By happenstance or design, Trump’s initiatives build on the differences between Iran and North Korea. For Iran, the missile issue is paramount. The allied US-France-UK strikes on Syria and devastating Israeli hits on underground structures deliver the message that Iran’s missile sites could also be hit. Nuclear weapons without missiles are relics, the line apparently taken by US Secretary of State Mike Pompeo whereas National Security Adviser John Bolton demands immediate, complete denuclearization.

Eliminating the missile threat against the United States leaves regional allies exposed. That was also the case with arms-control agreements of the Cold War era – for example, the SS20-Pershing controversy of the 1980s, when Europe and Japan feared exposure. The expanding US nuclear arsenal, including low-yield weapons, could be used as a bargaining chip. Ending North Korea’s nuclear program, as suggested by Pompeo, but not mentioning existing stock goes along with stray promises to refrain from seeking regime change and making North Korea as rich as South Korea.

The current path cross between immediate delivery and down payment, as favored by part of the Trump administration, and the “phased and synchronous denuclearization” pushed by Kim Jong-un and China.

The 2015 Iran agreement addressed fissile materials while a plan for North Korea could start with missile categories. A breakthrough requires a change of behavior. The administration cannot negotiate arms-control deals and push regime change at the same time: Trump professes to abandon the latter, and the North Koreans are correct about the need for security guarantees. Against all expectations, Kim’s propaganda machine is balancing China, while giving huge domestic exposure to developments underway with South Korea, China and the United States.

Trump is likely to disappoint regional allies, especially Japan, by leaving in place shorter-range missiles and perhaps warheads.

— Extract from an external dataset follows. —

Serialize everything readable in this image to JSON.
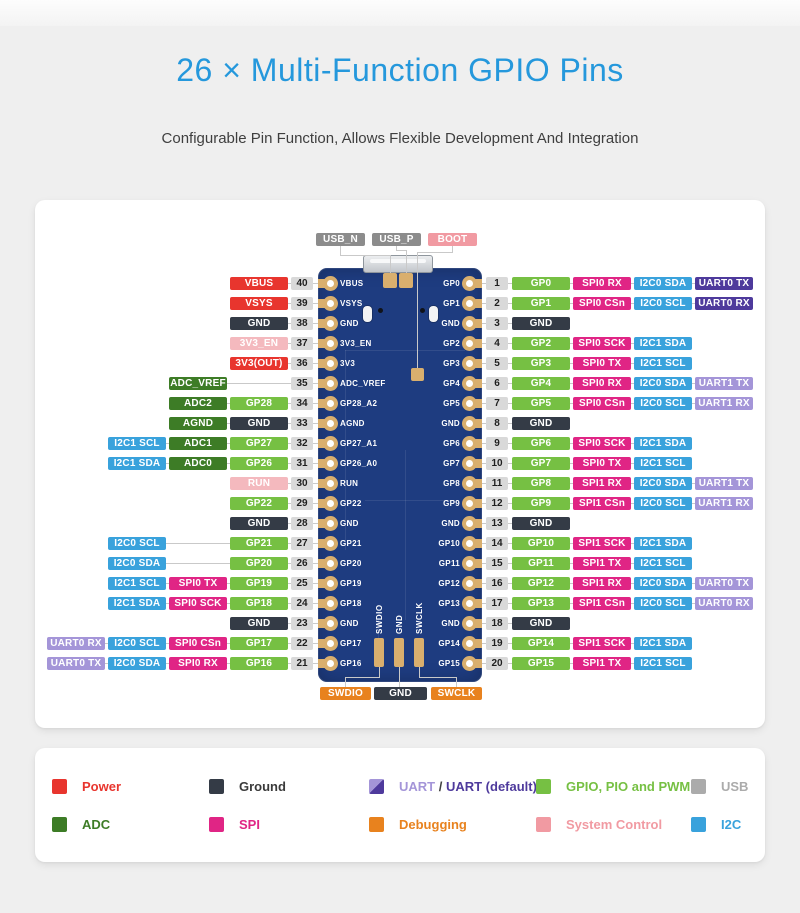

Regime change for Iran – through a domestic process – remains a tempting option for the US and regional allies. President Hassan Rouhani does not have complete control. With or without the 2015 agreement, Iran remains bound by IAEA inspections, forced to choose between staying within international law or going rogue. Trump removed most incentives for Iran to comply and must bank on regional allies – Israel, Saudi Arabia, the Gulf States, Egypt – to contain Iran. He must also hope that Europeans, despite anger over US withdrawal, persuade Iran to abide by the agreement.

Withdrawing from a UN-sanctioned agreement is a loss for the international system, since Iran did not demonstrably cheat. Yet Iran used the agreement to expand regional influence and pursue a ballistic race. Overextended Iran must make choices.

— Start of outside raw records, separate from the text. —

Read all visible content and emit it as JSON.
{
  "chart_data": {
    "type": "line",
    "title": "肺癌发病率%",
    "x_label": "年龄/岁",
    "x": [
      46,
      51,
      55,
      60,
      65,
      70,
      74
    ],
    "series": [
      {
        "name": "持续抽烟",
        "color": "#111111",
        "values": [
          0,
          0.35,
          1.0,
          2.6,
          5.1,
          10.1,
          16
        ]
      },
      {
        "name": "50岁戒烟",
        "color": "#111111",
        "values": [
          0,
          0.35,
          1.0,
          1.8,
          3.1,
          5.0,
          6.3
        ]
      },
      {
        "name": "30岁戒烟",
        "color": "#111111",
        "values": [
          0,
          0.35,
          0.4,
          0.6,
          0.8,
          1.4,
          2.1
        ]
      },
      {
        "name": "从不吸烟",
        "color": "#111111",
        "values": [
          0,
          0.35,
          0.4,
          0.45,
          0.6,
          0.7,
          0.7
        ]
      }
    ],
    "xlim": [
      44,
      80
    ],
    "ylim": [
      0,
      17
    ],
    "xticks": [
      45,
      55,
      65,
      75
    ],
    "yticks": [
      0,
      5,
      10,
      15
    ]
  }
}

So much security depends on US policy staying power. If US policy on Iran stays erratic, or becomes so on North Korea, that will embolden adversaries to a degree not seen before. Europe has few alternatives, and ending the Western alliance would be suicidal. Instead, Europe must rise above political debates and push for steady US policies, demonstrating to Iran that compromise on missiles is required, while liaising with regional Asian partners to ensure that negotiations do not neglect fissile materials.

François Godement is the director of the European Council on Foreign Relations’ Asia & China program and a senior policy fellow. He is a non-resident senior associate of the Carnegie Endowment for International Peace in Washington, DC, and an outside consultant for the Policy Planning Staff of the French Ministry of Foreign Affairs. His last published book is Contemporary China: Between Mao and Market, Rowman & Littlefield, 2015.